Materialismo de mercado e espiritualidade – Por Adelino Francisco de Oliveira


Nenhum servo pode servir a dois senhores: ou há de odiar a um e amar o outro, ou há de aderir a um e desprezar o outro. Não podeis servir a Deus e ao dinheiro. (Lc 16,13)

Tudo que é sólido desmancha-se no ar.
Karl Marx, A Ideologia Alemã.


A dinâmica do materialismo segue um fluxo perverso, a destruir tradições, concepções de vida, ritualidades, experiências espirituais e místicas, referências religiosas. Sob o auspício do materialismo, tudo se desfaz, se dissolve, se liquefaz. A perspectiva materialista conduz (reduz) tudo à esfera do consumo, do conforto, do imediato, do que é meramente supérfluo, concebendo a vida e seus propósitos de maneira estreita, limitada, superficial.

A ideologia materialista avança, galgando os espaços mais inusitados, inclusive no campo religioso. O domínio, a rendição ao materialismo acontece tanto no universo simbólico quanto na dimensão concreta, no âmbito das decisões duras, reais.

No contexto das representações simbólicas, há todo um jogo de linguagem, impondo, de maneira sutil, a rendição à lógica do que é meramente material, mercadológico. Expressões de marketing sugestionando o sucesso, a competição, o estar na frente, elevando, inclusive, a própria ambição à categoria de valor, evidenciam o esgarçamento de uma identidade que se apresentava como perene, herdeira da mais legítima tradição espiritual.

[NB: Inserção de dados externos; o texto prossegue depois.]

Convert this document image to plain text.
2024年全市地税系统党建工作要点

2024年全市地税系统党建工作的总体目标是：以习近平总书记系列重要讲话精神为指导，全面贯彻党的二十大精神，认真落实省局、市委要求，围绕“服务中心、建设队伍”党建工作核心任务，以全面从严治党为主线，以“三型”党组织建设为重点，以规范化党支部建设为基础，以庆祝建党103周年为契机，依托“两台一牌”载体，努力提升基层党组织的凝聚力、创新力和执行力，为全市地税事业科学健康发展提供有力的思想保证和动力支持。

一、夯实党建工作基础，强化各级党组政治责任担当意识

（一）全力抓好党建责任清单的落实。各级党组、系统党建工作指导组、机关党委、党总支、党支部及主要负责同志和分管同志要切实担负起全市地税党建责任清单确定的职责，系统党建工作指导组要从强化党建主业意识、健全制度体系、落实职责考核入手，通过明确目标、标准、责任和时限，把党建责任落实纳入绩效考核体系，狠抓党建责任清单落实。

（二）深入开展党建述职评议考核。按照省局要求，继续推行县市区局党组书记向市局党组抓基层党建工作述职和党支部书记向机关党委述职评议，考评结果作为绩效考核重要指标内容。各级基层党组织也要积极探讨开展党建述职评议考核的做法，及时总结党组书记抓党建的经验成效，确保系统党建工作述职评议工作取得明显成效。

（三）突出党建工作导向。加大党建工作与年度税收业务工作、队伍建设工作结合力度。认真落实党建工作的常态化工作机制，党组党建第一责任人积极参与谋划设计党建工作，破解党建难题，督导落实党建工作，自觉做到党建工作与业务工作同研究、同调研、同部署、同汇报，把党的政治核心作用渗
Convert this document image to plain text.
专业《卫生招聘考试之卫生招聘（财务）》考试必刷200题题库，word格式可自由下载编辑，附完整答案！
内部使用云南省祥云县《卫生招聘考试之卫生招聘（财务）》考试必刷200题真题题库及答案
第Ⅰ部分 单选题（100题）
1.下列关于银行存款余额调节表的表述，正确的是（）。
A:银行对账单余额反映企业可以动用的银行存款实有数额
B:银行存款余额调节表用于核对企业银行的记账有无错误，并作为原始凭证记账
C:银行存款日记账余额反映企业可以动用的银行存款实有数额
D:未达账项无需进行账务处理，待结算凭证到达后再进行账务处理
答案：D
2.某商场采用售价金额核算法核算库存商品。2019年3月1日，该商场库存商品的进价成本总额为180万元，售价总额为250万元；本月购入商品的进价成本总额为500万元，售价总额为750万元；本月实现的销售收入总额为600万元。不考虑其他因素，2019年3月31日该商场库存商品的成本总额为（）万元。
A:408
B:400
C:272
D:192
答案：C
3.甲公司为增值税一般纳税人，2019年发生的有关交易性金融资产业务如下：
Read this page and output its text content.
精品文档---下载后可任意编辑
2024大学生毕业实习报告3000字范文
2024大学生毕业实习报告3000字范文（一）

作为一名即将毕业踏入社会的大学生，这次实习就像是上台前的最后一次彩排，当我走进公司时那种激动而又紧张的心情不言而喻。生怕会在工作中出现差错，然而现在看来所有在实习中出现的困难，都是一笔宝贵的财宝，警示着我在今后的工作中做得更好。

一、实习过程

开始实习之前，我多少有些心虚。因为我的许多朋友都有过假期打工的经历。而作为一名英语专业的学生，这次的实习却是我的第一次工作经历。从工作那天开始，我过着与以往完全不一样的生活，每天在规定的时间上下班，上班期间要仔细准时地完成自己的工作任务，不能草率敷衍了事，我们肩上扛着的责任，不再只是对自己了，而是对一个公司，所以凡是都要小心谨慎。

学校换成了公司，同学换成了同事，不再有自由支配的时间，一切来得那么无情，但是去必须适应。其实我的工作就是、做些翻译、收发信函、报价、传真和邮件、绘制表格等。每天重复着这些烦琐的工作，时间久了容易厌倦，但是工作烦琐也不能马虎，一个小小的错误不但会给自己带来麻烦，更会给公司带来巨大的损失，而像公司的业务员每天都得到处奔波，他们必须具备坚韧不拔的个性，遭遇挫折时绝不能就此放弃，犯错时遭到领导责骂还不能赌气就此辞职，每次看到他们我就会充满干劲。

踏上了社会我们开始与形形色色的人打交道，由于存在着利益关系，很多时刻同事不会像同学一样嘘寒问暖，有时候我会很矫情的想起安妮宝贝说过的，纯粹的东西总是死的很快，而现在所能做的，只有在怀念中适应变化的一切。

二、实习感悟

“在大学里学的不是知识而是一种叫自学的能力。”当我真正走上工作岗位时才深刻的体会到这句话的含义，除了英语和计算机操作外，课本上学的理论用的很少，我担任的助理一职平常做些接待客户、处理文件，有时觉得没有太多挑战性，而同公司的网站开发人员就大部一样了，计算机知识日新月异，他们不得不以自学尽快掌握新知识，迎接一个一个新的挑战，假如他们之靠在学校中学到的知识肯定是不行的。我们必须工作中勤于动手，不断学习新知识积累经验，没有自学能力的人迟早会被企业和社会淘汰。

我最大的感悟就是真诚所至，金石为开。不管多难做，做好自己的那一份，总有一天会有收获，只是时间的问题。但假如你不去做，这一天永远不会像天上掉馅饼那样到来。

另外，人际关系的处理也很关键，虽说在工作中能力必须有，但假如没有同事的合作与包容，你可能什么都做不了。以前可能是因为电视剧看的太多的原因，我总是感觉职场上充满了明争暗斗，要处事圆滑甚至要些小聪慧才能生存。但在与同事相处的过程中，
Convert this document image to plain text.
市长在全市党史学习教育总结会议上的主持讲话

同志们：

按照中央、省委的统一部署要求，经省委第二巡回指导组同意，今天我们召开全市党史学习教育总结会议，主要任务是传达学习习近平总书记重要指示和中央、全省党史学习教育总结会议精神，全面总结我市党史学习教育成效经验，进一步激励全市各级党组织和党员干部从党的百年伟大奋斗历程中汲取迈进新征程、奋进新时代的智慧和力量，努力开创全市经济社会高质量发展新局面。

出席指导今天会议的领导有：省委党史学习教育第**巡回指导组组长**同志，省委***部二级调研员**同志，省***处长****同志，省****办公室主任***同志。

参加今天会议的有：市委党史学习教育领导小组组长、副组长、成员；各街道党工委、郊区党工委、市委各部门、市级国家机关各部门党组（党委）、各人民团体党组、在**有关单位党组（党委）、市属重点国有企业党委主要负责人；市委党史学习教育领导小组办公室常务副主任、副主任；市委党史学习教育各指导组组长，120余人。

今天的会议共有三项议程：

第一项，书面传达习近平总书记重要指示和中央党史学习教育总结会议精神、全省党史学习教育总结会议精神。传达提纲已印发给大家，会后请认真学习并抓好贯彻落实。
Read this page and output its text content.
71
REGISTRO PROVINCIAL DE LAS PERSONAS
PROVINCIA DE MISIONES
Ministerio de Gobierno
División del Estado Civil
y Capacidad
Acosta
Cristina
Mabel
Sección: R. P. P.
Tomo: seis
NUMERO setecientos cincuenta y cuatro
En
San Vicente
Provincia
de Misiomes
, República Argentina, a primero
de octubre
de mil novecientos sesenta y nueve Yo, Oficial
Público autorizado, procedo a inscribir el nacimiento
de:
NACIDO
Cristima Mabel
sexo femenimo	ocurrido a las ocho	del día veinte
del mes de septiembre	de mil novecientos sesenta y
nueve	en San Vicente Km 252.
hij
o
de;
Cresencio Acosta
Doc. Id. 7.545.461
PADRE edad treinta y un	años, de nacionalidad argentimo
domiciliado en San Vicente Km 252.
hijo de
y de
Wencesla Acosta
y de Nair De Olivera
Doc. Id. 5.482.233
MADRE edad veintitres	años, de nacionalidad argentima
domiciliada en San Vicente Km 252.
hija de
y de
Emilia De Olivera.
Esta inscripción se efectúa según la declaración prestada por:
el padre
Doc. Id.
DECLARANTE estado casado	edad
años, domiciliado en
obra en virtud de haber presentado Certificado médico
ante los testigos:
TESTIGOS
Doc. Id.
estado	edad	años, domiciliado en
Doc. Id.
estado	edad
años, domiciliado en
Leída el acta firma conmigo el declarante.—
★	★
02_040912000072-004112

As palavras passam então a explicitar a adesão a uma outra visão de mundo, que não guarda relação alguma com a dimensão religiosa.

A linguagem denuncia e desvela a compreensão, leitura de mundo que efetivamente se manifesta na dinâmica das relações objetivas, reais, concretas. O valor absoluto esgota-se na busca pela maior lucratividade. O que está em pauta é tão somente o retorno financeiro e nada mais. Não há pessoas, não há tradição, não há legado espiritual, não há projeto maior, não há identidade religiosa. A suma referência passa a ser o mercado e suas promessas de retorno econômico.

Algumas igrejas assumem, de maneira tácita, a ideologia materialista, abraçando a perspectiva da retribuição e prosperidade como o fim último, a meta de todo o envolvimento religioso. Perdendo sua dimensão de caminho transcendental, a experiência religiosa acaba sendo reduzida, corrompida, compondo-se então como mera via para o desenvolvimento material, para o acúmulo de bens, para o sucesso individual. Sob a égide da retribuição e prosperidade, o horizonte da transcendência se esvai, a própria religião perde seu caráter de religar o humano com o sagrado. Tudo se reduz ao pseudo milagre da multiplicação dos bens, do acesso, da adesão às benesses de uma vida de consumo.

Outras instituições, também religiosas, acabam por aderirem ao ideário de mercado de maneira mais dissimulada, buscando camuflar, por meio de discursos técnicos e ações burocraticamente estratégicas, a traição aos mais profundos, genuínos e autênticos princípios, a apontarem o absoluto da transcendência. Tais instituições instrumentalizam a tradição religiosa, a qual seriam supostamente herdeiras. Na essência atuam simplesmente em conformidade com as leis do mercado.

Neste contexto, espiritualidade, tradição, ritualidade, identidade religiosa se tornam pura abstração, na medida em que não incidem na vida, nem como representação simbólica, nem como referência prática. A espiritualidade revela um traço essencial do humano. Negar tal dimensão significa também não viver a plenitude da própria humanidade. O olhar para a transcendência cadencia uma dinâmica de relações muito diversa aos apelos e definições próprias de um materialismo que é sempre reducionista, a empobrecer todo horizonte existencial.

A negação da dimensão da transcendência pode conduzir ao embotamento existencial. Neste ponto, a abertura para a espiritualidade possibilita que o humano se lance em busca de experiências mais profundas e autênticas, a apontarem para o sentido maior que a vida pode alcançar. Carente torna-se a humanidade quando suas instituições mais sagradas estão totalmente entregues aos ditames do materialismo de mercado. 

O lócus do desprendimento, o lugar primeiro da acolhida, da transcendência, do amor, o espaço das vivências religiosas, mais íntimas, desgarre-se de seu propósito em tornar o homem livre e feliz. Instituições religiosas que não cuidam mais de suas ovelhas, ocupam-se muito possivelmente dos dividendos do dia.

Adelino Francisco de Oliveira é pós-doutorando pelo Departamento de Economia, Administração e Sociologia da Esalq/USP.